Erratum (Ошибка) - 2 (СИ), стр. 1

“Кто я?” - вот вопрос, который часто занимал мысли девушки. Она знала, как выглядит, видела, как ветер развевает ее светлые волосы, как длинны и тонки ее пальцы, как хрупки и одновременно сильны плечи. Только ответа не было.

- Кто я? - однажды спросила она у своего светлейшего наставника, но он лишь улыбнулся ей, как несмышленому ребенку и многозначительно промолчал, указуя перстом на вышние небеса. Когда в ее глазах так и не отразилось понимания, он объяснил:

- Нам неведомо, кто мы, откуда приходим и зачем. Но этого и не должно знать. Важно, что мы. Мы есть воля Его.

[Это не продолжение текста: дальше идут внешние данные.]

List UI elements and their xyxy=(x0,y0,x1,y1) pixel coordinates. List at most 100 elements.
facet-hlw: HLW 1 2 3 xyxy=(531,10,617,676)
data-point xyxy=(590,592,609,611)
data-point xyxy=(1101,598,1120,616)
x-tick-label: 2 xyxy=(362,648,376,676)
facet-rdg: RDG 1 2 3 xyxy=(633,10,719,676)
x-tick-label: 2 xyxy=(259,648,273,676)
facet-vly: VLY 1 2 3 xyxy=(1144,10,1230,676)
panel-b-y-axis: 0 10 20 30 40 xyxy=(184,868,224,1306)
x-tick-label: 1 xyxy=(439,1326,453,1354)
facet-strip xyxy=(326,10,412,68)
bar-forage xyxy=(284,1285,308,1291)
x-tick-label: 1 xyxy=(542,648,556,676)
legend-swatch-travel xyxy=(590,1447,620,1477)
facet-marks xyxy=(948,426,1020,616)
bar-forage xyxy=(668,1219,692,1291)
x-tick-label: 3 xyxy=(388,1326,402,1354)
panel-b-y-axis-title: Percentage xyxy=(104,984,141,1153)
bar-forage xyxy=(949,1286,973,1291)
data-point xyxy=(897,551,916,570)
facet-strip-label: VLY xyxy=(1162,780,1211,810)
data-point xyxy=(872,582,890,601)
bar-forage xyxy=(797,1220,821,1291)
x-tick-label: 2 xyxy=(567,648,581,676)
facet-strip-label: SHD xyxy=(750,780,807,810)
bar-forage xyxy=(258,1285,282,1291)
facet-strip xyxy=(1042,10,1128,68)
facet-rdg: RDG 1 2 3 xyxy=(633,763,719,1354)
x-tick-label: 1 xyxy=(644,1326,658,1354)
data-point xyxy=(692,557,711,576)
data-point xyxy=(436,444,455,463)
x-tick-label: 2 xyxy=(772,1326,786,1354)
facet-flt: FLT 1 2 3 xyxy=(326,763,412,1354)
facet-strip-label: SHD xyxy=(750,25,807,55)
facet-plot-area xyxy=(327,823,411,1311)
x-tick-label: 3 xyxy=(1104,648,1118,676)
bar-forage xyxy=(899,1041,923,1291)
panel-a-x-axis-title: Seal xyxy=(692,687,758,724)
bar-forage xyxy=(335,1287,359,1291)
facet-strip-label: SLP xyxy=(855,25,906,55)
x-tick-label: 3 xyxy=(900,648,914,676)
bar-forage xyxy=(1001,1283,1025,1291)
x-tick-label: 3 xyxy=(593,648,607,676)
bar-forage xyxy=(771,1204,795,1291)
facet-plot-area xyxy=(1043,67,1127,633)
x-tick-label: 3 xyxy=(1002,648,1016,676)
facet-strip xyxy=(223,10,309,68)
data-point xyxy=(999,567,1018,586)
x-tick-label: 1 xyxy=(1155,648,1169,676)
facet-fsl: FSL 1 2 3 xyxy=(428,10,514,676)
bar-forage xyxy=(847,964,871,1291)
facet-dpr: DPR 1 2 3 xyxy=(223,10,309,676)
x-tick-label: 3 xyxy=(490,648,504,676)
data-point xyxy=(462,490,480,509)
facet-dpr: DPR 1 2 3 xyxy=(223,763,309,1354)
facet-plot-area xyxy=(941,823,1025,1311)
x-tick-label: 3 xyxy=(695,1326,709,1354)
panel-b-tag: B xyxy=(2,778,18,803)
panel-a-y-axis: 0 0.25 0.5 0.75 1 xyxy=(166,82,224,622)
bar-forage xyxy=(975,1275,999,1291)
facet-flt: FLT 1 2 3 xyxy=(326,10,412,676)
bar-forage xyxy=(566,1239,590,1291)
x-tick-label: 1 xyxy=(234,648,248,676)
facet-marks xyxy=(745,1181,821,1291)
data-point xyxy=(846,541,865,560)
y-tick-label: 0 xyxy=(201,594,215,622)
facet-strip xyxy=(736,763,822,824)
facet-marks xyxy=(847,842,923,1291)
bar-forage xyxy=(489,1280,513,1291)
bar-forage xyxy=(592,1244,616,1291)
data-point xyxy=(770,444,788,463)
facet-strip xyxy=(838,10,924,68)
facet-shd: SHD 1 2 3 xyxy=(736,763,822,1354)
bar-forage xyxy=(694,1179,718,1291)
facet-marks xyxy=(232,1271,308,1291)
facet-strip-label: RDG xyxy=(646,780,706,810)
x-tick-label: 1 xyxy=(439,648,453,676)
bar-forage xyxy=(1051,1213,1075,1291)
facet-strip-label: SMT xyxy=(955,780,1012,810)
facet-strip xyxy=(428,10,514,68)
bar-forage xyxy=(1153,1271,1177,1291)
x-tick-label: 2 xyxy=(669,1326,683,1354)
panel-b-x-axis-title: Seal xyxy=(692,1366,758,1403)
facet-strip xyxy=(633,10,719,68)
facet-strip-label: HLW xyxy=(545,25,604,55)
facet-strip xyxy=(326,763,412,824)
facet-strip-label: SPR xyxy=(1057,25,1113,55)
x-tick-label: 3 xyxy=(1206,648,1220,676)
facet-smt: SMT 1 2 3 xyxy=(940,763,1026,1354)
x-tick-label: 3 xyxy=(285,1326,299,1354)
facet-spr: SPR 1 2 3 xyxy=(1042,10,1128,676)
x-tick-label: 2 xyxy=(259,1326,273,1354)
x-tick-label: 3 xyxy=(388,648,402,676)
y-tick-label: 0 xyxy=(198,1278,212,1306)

Слова вносили мир и покой в душу, и день сменялся днем, а один труд другим, но вопрос оставался, звенящей нотой в голове, крохотным колокольчиком, напоминавшим о себе каждую минуту жизни.

Иктн (Икатан) - так звали ее братья, но имя не отвечало на вопрос, оно напоминало ей невысказанное предположение и не более. Она приняла его, безропотно и с благодарностью, как принимали они все в своей жизни, откликалась на него, но знала, что должно быть что-то большее, что-то… значащее.

У светлейшего наставника тоже было имя. Его величали Снглф (Синглаф). Их имена несли в себе непроявленное, как объяснили ей братья, потому писались без гласных, словно позволяя читавшему произносить их так, как велит душа, как открывает разумение. Но из уст братьев имена всегда звучали одинаково, ибо все они были созданы равными. И каждый из них видел и читал их так же, как и другие.

Кроме неба, где они получали наставление на труды и самих небесных трудов, бывали и труды земные. Братья с миром принимали на себя тяготы последних, но Икатан видела, что они не испытывают радости, направляясь вниз, видела, как тускнеют их лица от встречи с земным и людьми, как омрачаются мысли печалью с течением времени. Икатан же ждала земных трудов, как разрешения, как отдыха, как подарка. И Синглаф знал, и каждый раз улыбался, посылая ее вниз, и сам украдкой пытался рассмотреть, что же она видит, что пробуждает в ней эту необъяснимую радость.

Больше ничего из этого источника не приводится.